Hamsters were divided into pre-infection or post-infection groups and as appropriate were intraperitoneally treated with probenecid (n = 6/group). Groups were treated with 200 mg/kg or 2 mg/kg of probenecid prophylactically at 24 h pre-infection, or prophylactically at 48 h pi. Animal weights were collected once daily and animals were monitored twice daily for disease signs and progression. All procedures were performed on anesthetized animals. Lungs were collected on days 0, 3, and 7 pi for RT-qPCR analysis.

Virus and cells

SARS-CoV-2 isolate nCoV-WA1-2020 (MN985325.1) or the variant (hCoV-19/USA/CA_CDC_5574/2020, B.1.1.7; GenBank: MW422255.1) were received from BEI Resources managed under contract by American Type Culture Collection (ATCC). The viruses were propagated in Vero E6 cells and the cells maintained in high glucose DMEM supplemented with 10% fetal bovine serum and 1 mM L-glutamine.

Virus load by RT-qPCR

RNA was extracted from lungs using the QIAamp Viral RNA kit (Qiagen) according to the manufacturer’s instructions.

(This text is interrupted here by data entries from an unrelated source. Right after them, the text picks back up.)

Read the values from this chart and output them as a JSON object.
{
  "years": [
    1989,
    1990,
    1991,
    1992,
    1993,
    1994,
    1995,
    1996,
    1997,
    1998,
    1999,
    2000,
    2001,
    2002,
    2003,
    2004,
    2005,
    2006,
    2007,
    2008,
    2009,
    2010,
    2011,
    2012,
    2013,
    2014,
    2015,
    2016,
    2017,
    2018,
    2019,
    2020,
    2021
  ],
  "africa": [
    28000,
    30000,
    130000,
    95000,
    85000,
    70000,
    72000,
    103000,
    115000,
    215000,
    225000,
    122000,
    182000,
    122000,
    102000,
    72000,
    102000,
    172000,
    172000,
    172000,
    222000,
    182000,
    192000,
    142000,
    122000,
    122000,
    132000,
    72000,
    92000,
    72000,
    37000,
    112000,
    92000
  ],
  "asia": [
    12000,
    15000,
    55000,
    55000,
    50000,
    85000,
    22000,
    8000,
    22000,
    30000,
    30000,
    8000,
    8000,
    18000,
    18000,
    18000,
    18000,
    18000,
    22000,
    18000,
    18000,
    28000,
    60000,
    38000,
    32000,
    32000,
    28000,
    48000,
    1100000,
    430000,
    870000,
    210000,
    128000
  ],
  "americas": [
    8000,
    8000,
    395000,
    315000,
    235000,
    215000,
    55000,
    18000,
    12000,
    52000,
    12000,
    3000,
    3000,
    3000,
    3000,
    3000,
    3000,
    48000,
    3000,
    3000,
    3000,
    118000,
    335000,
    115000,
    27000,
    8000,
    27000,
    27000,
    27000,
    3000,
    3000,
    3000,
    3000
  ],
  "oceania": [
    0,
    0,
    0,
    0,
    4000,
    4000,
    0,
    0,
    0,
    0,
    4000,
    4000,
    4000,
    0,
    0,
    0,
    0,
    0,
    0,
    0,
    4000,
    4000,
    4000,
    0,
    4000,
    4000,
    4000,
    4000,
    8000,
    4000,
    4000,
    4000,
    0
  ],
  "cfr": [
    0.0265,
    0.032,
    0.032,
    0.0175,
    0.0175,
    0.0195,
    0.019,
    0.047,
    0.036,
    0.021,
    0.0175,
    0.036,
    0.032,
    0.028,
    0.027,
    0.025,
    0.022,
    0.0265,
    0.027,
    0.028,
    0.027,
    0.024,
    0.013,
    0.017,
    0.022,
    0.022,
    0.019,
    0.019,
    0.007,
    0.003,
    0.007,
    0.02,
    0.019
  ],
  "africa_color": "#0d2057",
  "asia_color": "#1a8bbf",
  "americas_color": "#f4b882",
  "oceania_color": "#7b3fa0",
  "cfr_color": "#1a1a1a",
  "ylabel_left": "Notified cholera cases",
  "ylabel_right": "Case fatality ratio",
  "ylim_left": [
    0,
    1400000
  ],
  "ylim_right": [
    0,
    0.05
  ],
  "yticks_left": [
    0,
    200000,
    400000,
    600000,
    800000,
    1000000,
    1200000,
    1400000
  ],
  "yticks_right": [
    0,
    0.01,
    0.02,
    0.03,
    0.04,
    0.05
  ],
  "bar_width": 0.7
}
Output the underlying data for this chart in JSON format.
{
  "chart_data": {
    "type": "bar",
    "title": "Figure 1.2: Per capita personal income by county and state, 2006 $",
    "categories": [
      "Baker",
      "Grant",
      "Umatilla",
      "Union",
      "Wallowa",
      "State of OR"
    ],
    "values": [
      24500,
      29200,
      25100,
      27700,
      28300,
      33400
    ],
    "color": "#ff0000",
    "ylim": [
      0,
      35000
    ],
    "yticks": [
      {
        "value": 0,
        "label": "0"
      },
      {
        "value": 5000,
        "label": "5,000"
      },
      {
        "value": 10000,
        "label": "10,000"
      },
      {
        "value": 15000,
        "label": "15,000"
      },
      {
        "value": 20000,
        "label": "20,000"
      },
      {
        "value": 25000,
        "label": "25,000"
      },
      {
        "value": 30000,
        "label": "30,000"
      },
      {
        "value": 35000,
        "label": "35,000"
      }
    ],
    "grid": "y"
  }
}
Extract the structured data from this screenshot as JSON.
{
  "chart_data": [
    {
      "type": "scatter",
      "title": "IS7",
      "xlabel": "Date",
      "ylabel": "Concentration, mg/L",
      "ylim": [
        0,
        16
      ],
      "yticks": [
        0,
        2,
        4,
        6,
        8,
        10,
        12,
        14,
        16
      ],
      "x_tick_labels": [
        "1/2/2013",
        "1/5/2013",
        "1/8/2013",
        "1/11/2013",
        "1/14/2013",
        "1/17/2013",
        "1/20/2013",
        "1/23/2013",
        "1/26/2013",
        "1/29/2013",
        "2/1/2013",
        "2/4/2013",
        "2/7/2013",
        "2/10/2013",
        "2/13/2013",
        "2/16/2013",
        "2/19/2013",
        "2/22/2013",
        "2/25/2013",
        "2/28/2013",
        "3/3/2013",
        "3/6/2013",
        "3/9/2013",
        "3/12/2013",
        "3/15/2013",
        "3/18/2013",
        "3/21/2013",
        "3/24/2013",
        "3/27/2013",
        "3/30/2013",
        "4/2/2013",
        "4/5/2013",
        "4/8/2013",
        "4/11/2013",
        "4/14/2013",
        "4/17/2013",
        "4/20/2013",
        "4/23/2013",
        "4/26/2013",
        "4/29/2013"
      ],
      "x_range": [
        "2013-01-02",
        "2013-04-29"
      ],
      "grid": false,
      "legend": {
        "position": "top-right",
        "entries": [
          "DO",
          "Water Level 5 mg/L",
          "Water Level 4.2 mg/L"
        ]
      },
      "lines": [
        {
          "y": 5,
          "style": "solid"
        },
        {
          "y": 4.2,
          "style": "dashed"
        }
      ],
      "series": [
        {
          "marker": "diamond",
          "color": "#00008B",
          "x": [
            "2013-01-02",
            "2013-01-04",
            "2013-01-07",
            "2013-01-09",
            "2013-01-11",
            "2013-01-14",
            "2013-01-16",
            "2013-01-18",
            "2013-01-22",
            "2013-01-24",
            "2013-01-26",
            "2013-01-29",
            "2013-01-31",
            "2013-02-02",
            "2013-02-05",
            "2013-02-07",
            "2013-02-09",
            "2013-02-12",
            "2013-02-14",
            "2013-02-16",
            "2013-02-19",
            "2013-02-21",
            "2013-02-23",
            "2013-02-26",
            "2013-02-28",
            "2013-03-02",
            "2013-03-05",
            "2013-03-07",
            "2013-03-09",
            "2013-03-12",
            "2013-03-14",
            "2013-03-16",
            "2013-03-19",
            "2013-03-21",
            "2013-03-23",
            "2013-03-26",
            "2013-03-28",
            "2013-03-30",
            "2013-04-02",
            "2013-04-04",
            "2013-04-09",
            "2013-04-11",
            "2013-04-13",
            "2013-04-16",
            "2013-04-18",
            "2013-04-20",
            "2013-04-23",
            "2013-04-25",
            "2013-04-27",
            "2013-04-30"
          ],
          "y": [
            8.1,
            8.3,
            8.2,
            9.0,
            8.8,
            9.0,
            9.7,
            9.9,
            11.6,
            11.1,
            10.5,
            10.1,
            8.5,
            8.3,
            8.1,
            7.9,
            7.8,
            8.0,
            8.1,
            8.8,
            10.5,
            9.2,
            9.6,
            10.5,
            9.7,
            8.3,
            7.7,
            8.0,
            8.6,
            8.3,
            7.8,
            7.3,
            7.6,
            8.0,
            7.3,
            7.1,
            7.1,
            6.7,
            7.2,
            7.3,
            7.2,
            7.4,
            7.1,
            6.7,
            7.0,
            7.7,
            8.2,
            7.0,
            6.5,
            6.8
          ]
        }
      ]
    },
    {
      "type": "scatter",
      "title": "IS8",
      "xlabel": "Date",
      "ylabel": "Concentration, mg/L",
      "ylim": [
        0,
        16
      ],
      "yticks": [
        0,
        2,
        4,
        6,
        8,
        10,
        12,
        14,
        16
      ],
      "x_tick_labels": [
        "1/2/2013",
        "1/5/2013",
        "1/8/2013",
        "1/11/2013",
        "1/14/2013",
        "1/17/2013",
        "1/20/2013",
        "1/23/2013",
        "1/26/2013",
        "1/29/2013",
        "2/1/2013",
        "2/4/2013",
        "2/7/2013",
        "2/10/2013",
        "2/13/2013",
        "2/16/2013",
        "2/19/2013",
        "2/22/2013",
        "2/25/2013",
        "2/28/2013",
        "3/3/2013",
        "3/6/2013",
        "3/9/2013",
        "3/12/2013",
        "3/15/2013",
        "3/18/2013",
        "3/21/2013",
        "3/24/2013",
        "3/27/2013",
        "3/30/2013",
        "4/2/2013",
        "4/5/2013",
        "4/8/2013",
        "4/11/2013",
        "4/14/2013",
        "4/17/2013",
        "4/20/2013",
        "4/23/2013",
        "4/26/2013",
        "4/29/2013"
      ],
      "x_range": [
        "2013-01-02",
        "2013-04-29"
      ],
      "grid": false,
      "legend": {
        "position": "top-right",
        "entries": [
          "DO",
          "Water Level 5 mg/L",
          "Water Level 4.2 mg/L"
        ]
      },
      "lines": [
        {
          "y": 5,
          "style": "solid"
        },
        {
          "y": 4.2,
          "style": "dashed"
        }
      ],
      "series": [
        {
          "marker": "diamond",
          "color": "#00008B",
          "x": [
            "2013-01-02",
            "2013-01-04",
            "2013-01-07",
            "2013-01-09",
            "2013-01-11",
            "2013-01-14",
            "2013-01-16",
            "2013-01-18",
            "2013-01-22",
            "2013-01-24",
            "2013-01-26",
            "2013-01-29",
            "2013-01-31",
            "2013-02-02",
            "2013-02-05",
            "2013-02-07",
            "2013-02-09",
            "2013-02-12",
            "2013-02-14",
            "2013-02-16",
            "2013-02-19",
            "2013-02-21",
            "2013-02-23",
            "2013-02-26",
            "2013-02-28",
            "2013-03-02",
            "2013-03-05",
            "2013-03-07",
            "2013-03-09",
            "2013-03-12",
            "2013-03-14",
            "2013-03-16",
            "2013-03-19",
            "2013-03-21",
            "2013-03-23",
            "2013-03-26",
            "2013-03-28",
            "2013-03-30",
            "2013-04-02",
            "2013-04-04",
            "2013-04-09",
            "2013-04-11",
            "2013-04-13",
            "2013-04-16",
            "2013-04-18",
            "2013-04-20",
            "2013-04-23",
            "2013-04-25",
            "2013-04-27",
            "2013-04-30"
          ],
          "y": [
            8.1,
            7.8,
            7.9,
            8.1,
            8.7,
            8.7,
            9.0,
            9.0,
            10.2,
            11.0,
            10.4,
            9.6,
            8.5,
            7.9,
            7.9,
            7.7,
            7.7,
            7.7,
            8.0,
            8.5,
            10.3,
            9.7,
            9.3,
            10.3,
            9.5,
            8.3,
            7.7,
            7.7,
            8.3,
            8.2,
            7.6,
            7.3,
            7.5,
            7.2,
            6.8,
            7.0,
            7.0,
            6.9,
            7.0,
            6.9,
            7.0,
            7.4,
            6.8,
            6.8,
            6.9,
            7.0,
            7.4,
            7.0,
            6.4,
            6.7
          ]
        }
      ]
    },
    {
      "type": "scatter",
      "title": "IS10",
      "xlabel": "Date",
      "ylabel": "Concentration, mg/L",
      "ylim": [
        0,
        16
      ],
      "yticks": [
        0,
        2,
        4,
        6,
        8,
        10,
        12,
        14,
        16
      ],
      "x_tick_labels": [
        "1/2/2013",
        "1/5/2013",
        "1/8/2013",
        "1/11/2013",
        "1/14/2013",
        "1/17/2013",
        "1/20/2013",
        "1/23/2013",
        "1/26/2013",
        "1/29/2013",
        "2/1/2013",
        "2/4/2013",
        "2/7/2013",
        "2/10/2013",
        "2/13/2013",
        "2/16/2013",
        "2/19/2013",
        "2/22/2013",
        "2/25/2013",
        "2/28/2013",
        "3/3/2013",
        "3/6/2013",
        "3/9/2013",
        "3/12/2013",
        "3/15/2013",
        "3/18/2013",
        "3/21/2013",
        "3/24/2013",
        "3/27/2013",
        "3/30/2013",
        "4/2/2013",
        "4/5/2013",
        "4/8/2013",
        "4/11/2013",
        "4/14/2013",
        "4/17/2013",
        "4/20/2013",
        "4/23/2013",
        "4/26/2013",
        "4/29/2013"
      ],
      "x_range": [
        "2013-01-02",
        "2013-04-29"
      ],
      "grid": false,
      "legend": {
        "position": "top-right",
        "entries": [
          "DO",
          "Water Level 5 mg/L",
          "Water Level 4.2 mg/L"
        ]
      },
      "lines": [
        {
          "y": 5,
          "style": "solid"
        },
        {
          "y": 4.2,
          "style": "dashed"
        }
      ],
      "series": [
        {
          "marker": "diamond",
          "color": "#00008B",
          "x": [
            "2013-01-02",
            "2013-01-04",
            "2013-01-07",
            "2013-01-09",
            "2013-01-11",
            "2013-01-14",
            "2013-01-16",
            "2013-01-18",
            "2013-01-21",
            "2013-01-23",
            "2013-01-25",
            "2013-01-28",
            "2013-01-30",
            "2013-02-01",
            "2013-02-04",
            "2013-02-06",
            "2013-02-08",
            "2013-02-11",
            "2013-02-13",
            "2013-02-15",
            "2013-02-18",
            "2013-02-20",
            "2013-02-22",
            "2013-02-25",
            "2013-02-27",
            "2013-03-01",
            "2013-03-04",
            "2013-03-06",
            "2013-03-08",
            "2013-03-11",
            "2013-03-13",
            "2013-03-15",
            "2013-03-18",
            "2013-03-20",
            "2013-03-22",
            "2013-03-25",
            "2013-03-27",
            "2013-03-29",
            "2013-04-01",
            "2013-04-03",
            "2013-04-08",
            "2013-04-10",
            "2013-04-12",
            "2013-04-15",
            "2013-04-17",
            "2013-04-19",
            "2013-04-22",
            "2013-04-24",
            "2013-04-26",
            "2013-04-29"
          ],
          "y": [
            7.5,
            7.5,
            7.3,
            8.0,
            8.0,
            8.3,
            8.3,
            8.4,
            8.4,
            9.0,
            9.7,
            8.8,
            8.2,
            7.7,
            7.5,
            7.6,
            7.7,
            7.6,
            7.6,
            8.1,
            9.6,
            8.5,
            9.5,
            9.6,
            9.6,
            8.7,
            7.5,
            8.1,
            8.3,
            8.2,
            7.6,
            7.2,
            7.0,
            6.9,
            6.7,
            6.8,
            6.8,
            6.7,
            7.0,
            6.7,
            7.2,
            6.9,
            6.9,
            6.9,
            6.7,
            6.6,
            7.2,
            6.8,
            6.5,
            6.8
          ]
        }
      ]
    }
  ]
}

Tissues were homogenized and RNA extracted using the RNeasy kit (Qiagen) according to the manufacturer’s instructions. RT-qPCR analysis of purified RNA was performed using the CDC EUA N1 probe assay and the CDC EUA human RNaseP internal control probe assay to validate sample RNA extraction in separate reactions.

Virus titration

Virus isolation was performed by inoculating Vero E6 cells in a 96-well plate with a 1:10 dilution series of the virus, and one hour after inoculation of cells, the inoculum was removed and replaced with 0.2 ml TCM. Six days after inoculation, the cytopathogenic effect was scored and the TCID50 was calculated using the Reed-Muench method32.

SARS-CoV-2 in vitro assay

Vero E6 cells (ATCC CRL-1586) were plated in 12-well plates at 5 × 105 cells/well and incubated overnight at 37 °C. Vero E6 cells were washed 1 × with PBS and probenecid (Sigma) was added to the wells in DMEM media and incubated at 37 °C. Each drug concentration was tested in triplicate and the experiment repeated 9 times independently. Following pre-treatment, DMEM media was discarded and cells were replenished with TCM containing probenecid and SARS-CoV-2. Cells were infected at an MOI = 0.01 for 4 days. Post-infection cells were fixed and stained to visualize plaques. Statistical analysis was by one-way ANOVA where p < 0.05. NHBE cells were sourced from LONZA (Walkersville, MD) from a non-smoking patient. The cells were seeded at 100,000 cells/T25 flask and incubated at 37 °C. Once cells reached 70–80% confluency, they were dissociated using trypsin and plated using the conditions described above for culture with probenecid.

Modeling and simulation

Probenecid PK data was obtained from a published manuscript33. In this study, five adult healthy male subjects (20–39 years, 53–86 kg) were given oral 500, 1000, and 2000 mg probenecid at least one week apart and blood was collected until 48 h. These data were fit in a nonlinear mixed-effects framework using Phoenix NLME software34. Parameter estimates for a PK model33 with saturating (Michaelis–Menten) elimination were used as initial estimates for the current analysis. The model was fitted using the first-order conditional estimation method with an extended least square (FOCE-ELS) algorithm. The base model testing included basic one and two-compartment structures with first-order absorption. Other absorption, lag time, and clearance models were also evaluated. A battery of diagnostic plots was employed to evaluate the adequacy of the goodness of fit for the PK model. The final popPK model was used to simulate exposures resulting from various dosing regimens of potential clinical interest (600 mg BID, 900 mg BID, and 1800 mg QD).